L’homme est absent de tes images, pourquoi ?
C’est assez paradoxal. La représentation de l’homme est absente, mais l’homme est à l’origine des incendies que j’ai photographiés – par négligence ou du fait de son emprise sur le territoire. Les paysages que j’ai découverts sont le fait de l’homme.

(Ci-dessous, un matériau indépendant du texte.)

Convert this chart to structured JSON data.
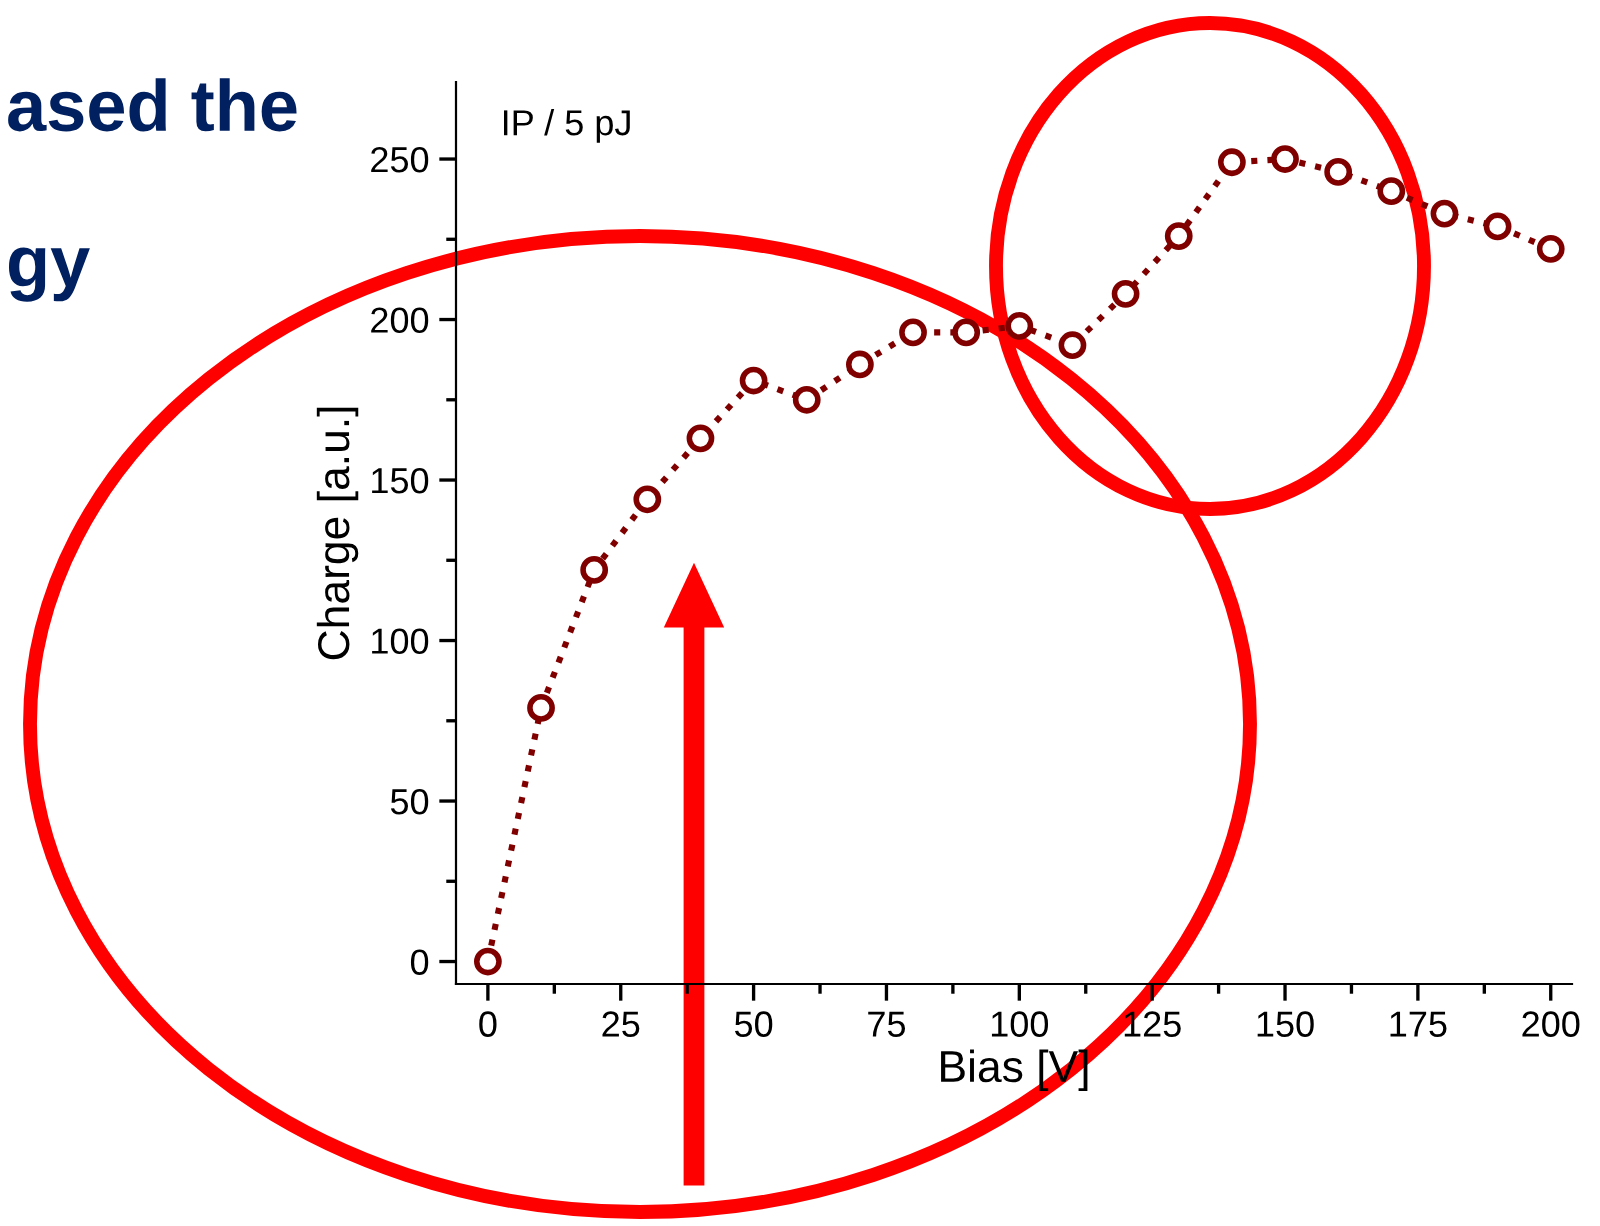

Qu’as-tu appris en réalisant ce projet ?
Les incendies sont un sujet important dans ma région et plus particulièrement sur tout le pourtour méditerranéen. L’urbanisation massive liée en grande partie au développement et au tourisme a poussé les constructions de plus en plus proches des zones forestières, souvent sans réglementation. Tout ceci nous amène aujourd’hui à des situations complexes. Ce sujet m’a amené à regarder les villes, les villages, les quartiers, les lotissements avec un œil différent et plus critique. Le rapport de force entre le développement économique et le respect du territoire pose aujourd’hui un problème. ll faut réfléchir à la façon dont on utilise la terre et donner du sens à nos actions.
Comment tes images ont-elles été reçues ?
C’est étrange, car je pensais que ce projet pourrait faire réagir localement. J’imaginais que cela puisse intéresser des infrastructures de la région. Finalement, les retours les plus encourageants me sont venus de l’étranger : Canada, États-Unis, Australie, Italie ou encore Royaume-Uni… Enfin, je garde toujours le plaisir de penser qu’il pourrait être présenté un jour par ici.